All of that is gone now. Allison’s quietly trailing-off admission of “I had something to hope for. Now I try to picture anything good, and …” is a heartbreaking moment, but Kevin Can F**k Himself doesn’t let Allison wallow for long. She goes on a bender. She basically tells Patty she was an asshole for not having divulged Kevin’s betrayal sooner. And that fantasy sequence in which she stabs Kevin in the neck is pretty declarative, isn’t it? “I’m not sorry,” Allison says earlier to Marcus, and I think her days of self-pity and acquiescence are over. “Miss Hercules” is not messing around, and that broken glass handle in her surplus-jacket pocket sure seems like a Chekhov move to me.
• Thank you for joining me on this ride through Kevin Can F**k Himself! These recaps will be tied to the AMC+ streaming premiere dates for this first season. Each of the eight episodes airs a week later on AMC TV, starting June 20.
• This episode is dedicated to filmmaker, director, and writer Lynn Shelton,. If you haven’t watched her films before, Your Sister’s Sister and Laggies (both on Showtime) are particularly good.
• Every pop-culture product set in Massachusetts is contractually obligated to include a dig against the New York Yankees and praise for the New England Patriots, but what if you hate both? Asking for a friend, who is me.

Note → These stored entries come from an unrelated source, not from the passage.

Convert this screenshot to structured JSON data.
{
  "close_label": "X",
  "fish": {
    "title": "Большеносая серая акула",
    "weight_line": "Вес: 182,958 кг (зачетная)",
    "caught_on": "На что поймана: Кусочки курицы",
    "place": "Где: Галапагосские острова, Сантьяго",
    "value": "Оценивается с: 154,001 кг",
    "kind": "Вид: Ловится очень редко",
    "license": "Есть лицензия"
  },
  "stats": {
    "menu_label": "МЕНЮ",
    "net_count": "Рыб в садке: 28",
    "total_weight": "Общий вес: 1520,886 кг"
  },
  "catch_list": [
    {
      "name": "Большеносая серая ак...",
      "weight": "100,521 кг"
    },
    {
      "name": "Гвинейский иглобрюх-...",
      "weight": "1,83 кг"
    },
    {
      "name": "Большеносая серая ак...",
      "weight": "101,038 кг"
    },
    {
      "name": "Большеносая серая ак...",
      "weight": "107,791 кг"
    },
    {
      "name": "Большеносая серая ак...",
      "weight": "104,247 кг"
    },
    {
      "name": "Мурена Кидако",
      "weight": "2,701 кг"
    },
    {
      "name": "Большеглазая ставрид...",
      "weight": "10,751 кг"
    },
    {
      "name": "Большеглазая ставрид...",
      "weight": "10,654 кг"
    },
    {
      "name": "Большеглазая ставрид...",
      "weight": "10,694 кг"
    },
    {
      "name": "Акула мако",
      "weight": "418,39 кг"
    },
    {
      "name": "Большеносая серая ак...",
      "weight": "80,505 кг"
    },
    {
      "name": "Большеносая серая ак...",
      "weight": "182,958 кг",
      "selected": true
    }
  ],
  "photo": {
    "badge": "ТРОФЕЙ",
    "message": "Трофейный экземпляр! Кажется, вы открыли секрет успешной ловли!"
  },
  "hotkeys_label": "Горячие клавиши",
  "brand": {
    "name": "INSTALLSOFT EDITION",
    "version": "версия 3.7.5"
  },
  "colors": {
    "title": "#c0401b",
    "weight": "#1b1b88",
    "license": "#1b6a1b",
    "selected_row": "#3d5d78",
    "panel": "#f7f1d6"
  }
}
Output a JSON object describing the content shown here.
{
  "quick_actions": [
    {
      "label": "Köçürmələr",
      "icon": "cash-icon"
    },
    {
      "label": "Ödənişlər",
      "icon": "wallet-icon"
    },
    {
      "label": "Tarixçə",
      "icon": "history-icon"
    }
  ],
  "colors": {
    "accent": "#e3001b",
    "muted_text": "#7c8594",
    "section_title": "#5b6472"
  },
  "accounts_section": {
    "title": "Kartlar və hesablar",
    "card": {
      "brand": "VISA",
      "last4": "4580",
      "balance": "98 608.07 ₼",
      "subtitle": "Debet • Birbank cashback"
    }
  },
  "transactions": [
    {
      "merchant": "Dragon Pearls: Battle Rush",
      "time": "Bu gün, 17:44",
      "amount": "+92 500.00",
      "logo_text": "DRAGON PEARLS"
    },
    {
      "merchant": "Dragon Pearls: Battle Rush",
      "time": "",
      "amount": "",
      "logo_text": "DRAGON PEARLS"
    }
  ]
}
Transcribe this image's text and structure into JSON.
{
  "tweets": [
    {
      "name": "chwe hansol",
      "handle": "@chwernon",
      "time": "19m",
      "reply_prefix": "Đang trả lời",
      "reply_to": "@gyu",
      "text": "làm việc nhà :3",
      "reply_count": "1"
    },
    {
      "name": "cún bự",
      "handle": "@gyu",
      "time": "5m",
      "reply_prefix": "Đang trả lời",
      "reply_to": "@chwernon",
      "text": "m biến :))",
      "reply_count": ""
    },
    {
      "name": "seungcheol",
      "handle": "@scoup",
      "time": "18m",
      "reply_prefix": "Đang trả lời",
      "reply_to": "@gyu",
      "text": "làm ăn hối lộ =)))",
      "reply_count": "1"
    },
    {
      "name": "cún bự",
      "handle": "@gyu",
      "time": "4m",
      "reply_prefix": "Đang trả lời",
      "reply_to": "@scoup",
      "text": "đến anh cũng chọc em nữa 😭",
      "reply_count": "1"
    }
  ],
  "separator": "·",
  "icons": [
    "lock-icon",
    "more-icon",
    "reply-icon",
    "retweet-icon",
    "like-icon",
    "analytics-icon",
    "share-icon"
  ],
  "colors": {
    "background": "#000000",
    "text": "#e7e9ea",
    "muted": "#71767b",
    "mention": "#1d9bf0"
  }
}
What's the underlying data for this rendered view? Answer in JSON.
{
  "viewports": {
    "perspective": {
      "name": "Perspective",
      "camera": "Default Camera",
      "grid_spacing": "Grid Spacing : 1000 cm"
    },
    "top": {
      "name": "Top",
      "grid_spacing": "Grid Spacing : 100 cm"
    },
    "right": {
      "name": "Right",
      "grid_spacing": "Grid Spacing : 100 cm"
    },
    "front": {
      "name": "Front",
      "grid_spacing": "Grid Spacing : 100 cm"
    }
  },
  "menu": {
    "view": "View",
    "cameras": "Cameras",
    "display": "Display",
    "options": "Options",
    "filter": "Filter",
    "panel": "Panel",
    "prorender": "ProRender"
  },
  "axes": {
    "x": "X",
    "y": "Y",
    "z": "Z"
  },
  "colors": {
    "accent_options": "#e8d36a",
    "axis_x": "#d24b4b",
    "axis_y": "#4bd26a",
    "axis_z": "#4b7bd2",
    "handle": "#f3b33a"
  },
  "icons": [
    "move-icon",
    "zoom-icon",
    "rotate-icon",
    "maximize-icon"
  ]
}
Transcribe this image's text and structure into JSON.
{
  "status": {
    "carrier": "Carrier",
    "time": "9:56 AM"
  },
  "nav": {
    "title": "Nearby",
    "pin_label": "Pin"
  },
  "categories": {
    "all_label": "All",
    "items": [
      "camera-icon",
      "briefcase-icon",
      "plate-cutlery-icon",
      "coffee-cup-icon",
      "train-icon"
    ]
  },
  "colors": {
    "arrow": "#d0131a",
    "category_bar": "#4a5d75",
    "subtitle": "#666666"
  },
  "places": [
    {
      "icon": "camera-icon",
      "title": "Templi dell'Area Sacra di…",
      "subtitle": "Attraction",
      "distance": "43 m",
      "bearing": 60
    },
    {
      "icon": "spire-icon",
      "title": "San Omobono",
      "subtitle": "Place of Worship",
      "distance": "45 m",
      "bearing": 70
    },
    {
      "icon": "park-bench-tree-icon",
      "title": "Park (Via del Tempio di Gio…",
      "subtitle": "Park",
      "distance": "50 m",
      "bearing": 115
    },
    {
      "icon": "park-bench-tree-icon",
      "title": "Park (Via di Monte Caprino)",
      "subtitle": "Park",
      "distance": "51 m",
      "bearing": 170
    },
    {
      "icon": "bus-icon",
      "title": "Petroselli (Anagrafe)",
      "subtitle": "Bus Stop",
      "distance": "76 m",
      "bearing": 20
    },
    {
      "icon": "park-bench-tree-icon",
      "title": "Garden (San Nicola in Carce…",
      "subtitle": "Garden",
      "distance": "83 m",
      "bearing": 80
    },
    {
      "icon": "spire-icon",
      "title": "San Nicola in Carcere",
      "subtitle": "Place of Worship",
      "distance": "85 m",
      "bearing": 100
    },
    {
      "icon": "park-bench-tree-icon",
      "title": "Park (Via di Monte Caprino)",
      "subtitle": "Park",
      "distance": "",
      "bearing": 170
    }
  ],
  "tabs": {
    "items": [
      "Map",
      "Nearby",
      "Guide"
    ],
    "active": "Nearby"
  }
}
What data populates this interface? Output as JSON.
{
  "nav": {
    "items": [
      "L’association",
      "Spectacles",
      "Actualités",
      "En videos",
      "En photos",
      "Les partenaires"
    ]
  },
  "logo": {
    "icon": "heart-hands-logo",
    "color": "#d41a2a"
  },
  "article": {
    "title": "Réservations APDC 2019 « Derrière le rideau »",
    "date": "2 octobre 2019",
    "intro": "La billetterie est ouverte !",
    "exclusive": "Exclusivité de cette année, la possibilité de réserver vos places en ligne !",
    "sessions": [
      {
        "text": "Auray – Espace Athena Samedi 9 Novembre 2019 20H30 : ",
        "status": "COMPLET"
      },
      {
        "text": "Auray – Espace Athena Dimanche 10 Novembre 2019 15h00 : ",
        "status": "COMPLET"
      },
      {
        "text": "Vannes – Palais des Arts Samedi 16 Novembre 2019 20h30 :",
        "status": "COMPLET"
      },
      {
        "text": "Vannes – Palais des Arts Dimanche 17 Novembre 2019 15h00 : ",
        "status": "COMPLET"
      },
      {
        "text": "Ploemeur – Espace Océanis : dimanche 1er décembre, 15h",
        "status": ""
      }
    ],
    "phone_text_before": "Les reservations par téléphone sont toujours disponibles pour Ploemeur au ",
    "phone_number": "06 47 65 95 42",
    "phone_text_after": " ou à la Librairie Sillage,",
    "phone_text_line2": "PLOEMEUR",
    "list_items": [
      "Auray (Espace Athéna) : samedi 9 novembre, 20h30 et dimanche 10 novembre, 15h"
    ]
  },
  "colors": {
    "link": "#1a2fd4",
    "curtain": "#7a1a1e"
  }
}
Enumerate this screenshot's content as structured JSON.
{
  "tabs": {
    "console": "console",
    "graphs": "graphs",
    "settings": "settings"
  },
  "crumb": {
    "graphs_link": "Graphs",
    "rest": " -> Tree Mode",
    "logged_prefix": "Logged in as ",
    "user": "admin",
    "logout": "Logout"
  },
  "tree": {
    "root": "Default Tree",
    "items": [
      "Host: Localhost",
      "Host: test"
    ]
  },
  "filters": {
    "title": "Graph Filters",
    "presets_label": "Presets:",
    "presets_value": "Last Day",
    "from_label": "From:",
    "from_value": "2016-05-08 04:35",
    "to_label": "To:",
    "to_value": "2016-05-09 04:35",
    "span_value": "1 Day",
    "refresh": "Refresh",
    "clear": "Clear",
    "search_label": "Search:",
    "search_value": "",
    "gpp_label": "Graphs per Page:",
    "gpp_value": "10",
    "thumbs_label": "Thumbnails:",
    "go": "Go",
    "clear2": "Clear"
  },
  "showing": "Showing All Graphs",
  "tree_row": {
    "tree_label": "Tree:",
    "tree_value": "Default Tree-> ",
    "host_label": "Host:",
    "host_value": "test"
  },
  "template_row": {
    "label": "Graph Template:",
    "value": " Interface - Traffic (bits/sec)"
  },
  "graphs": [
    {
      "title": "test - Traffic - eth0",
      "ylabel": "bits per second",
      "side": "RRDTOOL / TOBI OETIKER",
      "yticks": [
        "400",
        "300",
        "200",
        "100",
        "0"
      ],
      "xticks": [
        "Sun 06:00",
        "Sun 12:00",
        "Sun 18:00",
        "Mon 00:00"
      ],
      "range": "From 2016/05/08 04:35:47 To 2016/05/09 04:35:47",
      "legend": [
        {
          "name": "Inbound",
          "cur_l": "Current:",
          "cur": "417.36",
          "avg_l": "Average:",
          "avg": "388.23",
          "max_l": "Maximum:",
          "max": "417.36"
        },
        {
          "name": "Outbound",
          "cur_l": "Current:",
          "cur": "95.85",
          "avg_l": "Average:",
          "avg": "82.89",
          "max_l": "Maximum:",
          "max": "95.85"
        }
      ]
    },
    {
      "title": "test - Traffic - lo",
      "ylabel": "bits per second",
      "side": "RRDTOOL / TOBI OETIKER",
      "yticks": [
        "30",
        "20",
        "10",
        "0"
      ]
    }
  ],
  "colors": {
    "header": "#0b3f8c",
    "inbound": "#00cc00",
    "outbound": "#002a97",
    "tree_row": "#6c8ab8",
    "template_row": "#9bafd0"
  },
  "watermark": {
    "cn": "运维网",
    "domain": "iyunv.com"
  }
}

• Related: Of course, the Dropkick Murphys’ “I’m Shipping Up to Boston” is Allison’s ringtone. Of course.
• If you watchedearlier this summer, you may think Kevin Can F**k Himself is repetitive in its use of the sitcom format. But I think there’s something fundamentally different here in how Armstrong views the sitcom as an end result of a culture comfortable with making entertainment out of misogyny, compared with how WandaVision uses the half-hour comedy as first an escape and then an indicator of the ways we protect ourselves from trauma — not the same thing, even if the ’50s- and ’60s-style day dress that Murphy fantasizes here bears some similarity to the outfits Elizabeth Olsen wears in some of the early WandaVision episodes.
• The worst thing Kevin does in this episode: shrug off Allison’s bloody hand injury by saying, “It doesn’t mean you get to be moody; you already used this excuse once this month.” The worst thing we learn Kevin has done before this episode: holding a grudge against the mail carrier and getting her deported!
• “Pretending things will change is how they sell washing machines” is a very Don Draper–esque line, isn’t it? I thought immediately of “What you call love was invented by guys like me to sell nylons.”
• Murphy’s “I’m just so tired” may be my favorite line delivery from her this premiere — so exhausted and so relatable.